1. A manual hydraulic pump comprising:

a housing having a closed end and an open end;

a shaft supported rotatably by the housing and extending on a common axis through the closed end of the housing;

a cylinder block supported rotatably in and by the housing;

the cylinder block coupled to the shaft coaxially therewith to turn therewith;

the cylinder block having cylinders formed therein at regular intervals around the common axis, the cylinders extending in parallel with the common axis, the cylinders each having an open end remote from the open end of the housing and a closed end adjacent to the open end of the housing;

the cylinder block further having an end surface adjacent to the open end of the housing;

the cylinder block further having oil passages each extending between the end surface and the closed end of one of the cylinders;

pumping pistons each engaging axially slidably with one of the cylinders and capable of creating hydraulic pressure when the shaft turns;

an end block closing the open end of the housing;

the end block and the end surface of the cylinder block defining an end space therebetween;

the end block having a pair of first cylindrical holes opening into the end space, the first cylindrical holes being opposite to each other diametrically of the common axis;

the end block further having a pair of inlet/outlet ports each communicating with the outside of the pump and one of the first cylindrical holes;

a distributing valve put in the end space and spring-biased into compressive contact with the end surface of the cylinder block;

the distributing valve substantially taking the form of a disc and having a thickness smaller than the distance between the end block and the end surface of the cylinder block;

the distributing valve having a pair of arcuate ports formed on the side thereof adjacent to the cylinder block, the arcuate ports being opposite to each other diametrically of the axis of the valve, the arcuate ports being capable of communicating selectively with the oil passages of the cylinder block when the cylinder block turns;

the distributing valve further having a pair of second cylindrical holes formed on the other side thereof, the second cylindrical holes being opposite to each other diametrically of the axis of the valve, the second cylindrical holes each communicating with one of the arcuate ports;

a pair of pressing pistons each including a large-diameter cylindrical part and a small-diameter cylindrical part that is coaxial with and smaller in diameter than the large-diameter cylindrical part, the large-diameter cylindrical part engaging axially slidably with one of the first cylindrical holes, the small-diameter cylindrical part engaging axially slidably with one of the second cylindrical holes;

the pressing pistons each having an axial bore cut therethrough;

first O-rings each interposed between the large-diameter cylindrical part of one of the pressing pistons and the end block; and

second O-rings each interposed between the small-diameter cylindrical part of one of the pressing pistons and the distributing valve.

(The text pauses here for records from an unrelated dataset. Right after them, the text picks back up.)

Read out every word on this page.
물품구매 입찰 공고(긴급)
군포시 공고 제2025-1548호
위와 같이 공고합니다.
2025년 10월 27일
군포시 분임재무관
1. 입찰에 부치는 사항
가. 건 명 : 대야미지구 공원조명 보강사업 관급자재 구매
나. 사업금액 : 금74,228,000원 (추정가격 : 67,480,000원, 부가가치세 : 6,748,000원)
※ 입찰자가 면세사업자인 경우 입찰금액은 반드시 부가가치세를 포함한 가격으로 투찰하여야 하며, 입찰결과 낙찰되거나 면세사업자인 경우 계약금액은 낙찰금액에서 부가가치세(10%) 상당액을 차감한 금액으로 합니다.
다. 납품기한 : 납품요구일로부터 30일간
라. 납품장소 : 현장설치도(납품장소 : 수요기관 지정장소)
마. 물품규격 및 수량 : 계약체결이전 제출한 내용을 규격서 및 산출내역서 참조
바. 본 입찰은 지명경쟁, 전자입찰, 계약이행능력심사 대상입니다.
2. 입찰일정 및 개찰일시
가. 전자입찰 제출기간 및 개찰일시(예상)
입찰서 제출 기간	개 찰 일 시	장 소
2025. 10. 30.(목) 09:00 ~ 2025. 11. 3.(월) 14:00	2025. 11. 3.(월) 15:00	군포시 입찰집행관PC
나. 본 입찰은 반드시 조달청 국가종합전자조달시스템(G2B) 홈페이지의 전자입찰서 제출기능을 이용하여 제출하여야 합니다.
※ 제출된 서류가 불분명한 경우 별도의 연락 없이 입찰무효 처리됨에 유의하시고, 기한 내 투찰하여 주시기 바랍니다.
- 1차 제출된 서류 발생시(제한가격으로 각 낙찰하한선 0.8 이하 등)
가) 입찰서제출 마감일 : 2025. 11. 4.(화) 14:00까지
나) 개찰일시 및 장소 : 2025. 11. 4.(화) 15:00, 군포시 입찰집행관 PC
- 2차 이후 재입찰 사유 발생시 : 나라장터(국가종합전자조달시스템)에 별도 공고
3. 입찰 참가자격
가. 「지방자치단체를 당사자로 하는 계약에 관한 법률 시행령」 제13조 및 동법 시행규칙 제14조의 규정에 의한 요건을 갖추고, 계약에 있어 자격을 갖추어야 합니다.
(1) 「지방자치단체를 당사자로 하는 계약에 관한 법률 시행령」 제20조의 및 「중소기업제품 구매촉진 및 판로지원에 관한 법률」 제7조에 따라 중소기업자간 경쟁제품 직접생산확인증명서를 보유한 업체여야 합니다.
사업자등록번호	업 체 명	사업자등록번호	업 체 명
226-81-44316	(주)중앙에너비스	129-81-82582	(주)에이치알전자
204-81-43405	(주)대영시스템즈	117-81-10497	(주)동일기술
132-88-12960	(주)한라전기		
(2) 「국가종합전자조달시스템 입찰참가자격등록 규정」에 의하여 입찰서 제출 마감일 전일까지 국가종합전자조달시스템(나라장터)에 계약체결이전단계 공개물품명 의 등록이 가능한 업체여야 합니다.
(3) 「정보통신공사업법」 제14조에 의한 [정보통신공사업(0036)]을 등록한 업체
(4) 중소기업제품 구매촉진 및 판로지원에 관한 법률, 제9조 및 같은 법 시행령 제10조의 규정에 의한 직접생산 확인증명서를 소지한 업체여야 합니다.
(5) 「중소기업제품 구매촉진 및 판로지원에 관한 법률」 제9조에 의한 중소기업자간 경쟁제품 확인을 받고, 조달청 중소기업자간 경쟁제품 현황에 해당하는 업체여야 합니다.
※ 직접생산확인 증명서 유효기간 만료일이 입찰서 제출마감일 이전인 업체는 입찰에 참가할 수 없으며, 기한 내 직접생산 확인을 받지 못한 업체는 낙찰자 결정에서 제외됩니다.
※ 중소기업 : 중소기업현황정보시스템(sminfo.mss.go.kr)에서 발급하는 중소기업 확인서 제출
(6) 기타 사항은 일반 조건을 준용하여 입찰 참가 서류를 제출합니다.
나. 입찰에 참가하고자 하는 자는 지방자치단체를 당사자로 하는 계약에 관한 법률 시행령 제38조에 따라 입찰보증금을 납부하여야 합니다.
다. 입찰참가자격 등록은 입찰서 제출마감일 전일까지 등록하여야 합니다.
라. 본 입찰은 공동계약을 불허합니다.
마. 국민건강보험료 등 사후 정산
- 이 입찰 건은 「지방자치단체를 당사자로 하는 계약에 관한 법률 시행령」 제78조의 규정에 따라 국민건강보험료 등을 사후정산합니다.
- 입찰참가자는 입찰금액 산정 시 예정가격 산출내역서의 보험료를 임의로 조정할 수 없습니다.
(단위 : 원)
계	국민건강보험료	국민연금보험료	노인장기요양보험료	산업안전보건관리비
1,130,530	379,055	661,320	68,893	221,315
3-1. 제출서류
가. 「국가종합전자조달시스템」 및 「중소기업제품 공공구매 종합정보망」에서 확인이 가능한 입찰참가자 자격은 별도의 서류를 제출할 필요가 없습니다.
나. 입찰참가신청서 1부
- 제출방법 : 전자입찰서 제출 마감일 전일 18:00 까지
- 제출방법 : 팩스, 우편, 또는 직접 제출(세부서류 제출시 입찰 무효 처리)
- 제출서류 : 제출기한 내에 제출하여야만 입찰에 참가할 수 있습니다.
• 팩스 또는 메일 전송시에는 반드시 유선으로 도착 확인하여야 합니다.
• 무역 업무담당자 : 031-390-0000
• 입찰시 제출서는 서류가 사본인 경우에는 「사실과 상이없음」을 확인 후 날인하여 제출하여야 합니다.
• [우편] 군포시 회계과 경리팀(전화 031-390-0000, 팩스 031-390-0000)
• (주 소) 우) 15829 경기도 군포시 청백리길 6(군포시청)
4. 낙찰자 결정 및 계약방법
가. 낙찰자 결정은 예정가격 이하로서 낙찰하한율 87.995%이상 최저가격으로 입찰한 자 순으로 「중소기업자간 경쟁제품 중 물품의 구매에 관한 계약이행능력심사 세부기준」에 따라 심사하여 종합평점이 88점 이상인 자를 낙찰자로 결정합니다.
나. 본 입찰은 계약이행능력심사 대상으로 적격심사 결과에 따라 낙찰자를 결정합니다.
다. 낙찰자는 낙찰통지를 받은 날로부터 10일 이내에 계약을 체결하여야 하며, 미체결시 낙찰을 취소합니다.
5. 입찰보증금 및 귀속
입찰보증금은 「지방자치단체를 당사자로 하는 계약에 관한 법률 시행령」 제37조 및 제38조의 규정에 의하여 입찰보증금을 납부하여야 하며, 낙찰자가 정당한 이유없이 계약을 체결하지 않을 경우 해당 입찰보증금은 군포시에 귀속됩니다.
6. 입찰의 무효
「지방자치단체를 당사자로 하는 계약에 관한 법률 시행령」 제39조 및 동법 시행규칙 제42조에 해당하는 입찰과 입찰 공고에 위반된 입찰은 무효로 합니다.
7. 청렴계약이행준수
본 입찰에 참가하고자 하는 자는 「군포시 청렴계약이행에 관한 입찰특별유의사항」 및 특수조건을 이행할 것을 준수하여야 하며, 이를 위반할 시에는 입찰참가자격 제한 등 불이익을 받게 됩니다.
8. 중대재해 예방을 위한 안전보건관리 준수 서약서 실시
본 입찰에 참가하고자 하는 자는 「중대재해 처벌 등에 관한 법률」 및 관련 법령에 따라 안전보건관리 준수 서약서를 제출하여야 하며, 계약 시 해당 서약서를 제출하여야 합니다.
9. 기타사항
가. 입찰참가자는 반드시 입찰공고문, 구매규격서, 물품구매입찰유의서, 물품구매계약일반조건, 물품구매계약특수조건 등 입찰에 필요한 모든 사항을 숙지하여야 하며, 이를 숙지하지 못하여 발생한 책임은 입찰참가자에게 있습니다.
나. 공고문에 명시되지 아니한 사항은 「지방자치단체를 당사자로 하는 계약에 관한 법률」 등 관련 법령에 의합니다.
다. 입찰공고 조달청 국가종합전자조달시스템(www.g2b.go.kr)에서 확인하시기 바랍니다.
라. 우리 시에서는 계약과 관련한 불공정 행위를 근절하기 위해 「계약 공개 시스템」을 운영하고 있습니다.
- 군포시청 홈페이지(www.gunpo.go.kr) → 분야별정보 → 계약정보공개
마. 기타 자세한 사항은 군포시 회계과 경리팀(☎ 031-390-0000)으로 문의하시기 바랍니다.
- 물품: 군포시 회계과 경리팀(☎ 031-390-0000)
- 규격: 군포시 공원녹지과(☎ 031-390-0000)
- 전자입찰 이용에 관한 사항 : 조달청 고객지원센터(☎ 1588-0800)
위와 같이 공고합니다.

2. The manual hydraulic pump of claim 1 wherein each of the pumping pistons has a spherical head and a neck that are remote from the closed end of the associated cylinder, the pump further comprising:

a thrust bearing fitted in the housing and near the closed end of the housing;

the thrust bearing surrounding the shaft and inclined with respect to the common axis;

a sleeve surrounding the shaft between the thrust bearing and the cylinder block rotatably with and slidably along the shaft;

a piston retainer surrounding the sleeve and engaging therewith slidably in all directions;

the piston retainer engaging with the necks of the pumping pistons; and

a coil spring surrounding the shaft between the sleeve and the cylinder block so as to bias the pumping pistons toward the thrust bearing, thereby keeping the spherical heads of the pumping pistons in compressive contact with the bearing.